Une tendinite ou une surcharge des muscles et des tendons
Une tendinopathie poplitée peut apparaître après des mouvements répétés ou une augmentation trop rapide de votre activité. Le muscle poplité se situe à l’arrière du genou et participe à la stabilité de l’articulation. Une sollicitation excessive peut l’irriter, notamment après une reprise sportive, une longue randonnée ou un effort inhabituel.
D’autres tendons peuvent aussi être concernés, notamment ceux des ischio-jambiers ou des muscles gastrocnémiens, qui se prolongent vers l’arrière du genou et le mollet. La course, le vélo, le basket, le volley, le tennis et les sauts répétés sont des situations fréquentes. Un changement de rythme, une sortie plus longue que d’habitude ou un entraînement sans préparation peuvent également suffire.
La douleur augmente souvent pendant l’effort, lors de l’étirement ou quand vous appuyez sur une zone précise. Cette localisation est un indice utile, mais elle ne confirme pas à elle seule l’origine tendineuse. Une entorse, une lésion musculaire ou un problème articulaire peuvent produire des symptômes proches. Réduisez les mouvements douloureux et consultez si la gêne persiste ou limite votre marche.
Arthrose, ménisque, ligaments et autres problèmes articulaires
L’arthrose peut irriter l’articulation et entraîner un excès de liquide. Cette réaction peut donner une douleur ou une sensation de pression derrière le genou. Elle est plus fréquente avec l’âge, mais une douleur postérieure chez une personne jeune ne doit pas être attribuée automatiquement à l’arthrose. Un traumatisme, une surcharge ou une autre atteinte articulaire peuvent être en cause.

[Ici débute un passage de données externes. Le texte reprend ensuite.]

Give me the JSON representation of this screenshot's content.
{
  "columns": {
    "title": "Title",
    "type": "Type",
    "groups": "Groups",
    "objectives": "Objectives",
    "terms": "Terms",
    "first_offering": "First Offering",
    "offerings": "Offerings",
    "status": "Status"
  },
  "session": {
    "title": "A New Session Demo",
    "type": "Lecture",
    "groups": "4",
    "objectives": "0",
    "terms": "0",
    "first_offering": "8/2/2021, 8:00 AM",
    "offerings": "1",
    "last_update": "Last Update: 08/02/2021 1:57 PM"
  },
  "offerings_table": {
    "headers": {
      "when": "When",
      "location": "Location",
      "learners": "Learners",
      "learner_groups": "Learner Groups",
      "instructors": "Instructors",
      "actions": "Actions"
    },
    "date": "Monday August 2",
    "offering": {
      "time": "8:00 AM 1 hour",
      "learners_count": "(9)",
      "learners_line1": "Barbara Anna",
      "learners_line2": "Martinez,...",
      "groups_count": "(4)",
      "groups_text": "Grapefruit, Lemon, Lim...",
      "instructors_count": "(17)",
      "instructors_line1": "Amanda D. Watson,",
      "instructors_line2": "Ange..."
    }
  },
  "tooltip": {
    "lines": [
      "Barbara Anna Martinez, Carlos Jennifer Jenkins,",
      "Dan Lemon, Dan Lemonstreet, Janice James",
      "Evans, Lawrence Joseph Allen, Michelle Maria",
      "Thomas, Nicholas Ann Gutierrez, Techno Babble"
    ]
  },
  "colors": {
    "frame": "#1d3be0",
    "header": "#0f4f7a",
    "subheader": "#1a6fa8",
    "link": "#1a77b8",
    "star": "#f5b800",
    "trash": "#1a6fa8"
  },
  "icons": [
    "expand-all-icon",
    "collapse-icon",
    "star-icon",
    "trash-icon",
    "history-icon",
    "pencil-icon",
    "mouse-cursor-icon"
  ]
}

Une lésion du ménisque apparaît parfois après une torsion, un mouvement brusque ou une réception difficile. Elle peut s’accompagner d’un clic, d’un accrochage, d’un gonflement et d’une difficulté à plier ou à déplier la jambe. Après une chute ou un choc, une entorse ou une lésion ligamentaire peut aussi provoquer une douleur importante, une instabilité et un gonflement rapide.
Enfin, une arthrite inflammatoire peut toucher plusieurs articulations. La raideur matinale dure alors souvent longtemps et s’améliore progressivement avec le mouvement. Ces signes orientent le médecin, sans remplacer l’examen clinique et, si besoin, les examens complémentaires.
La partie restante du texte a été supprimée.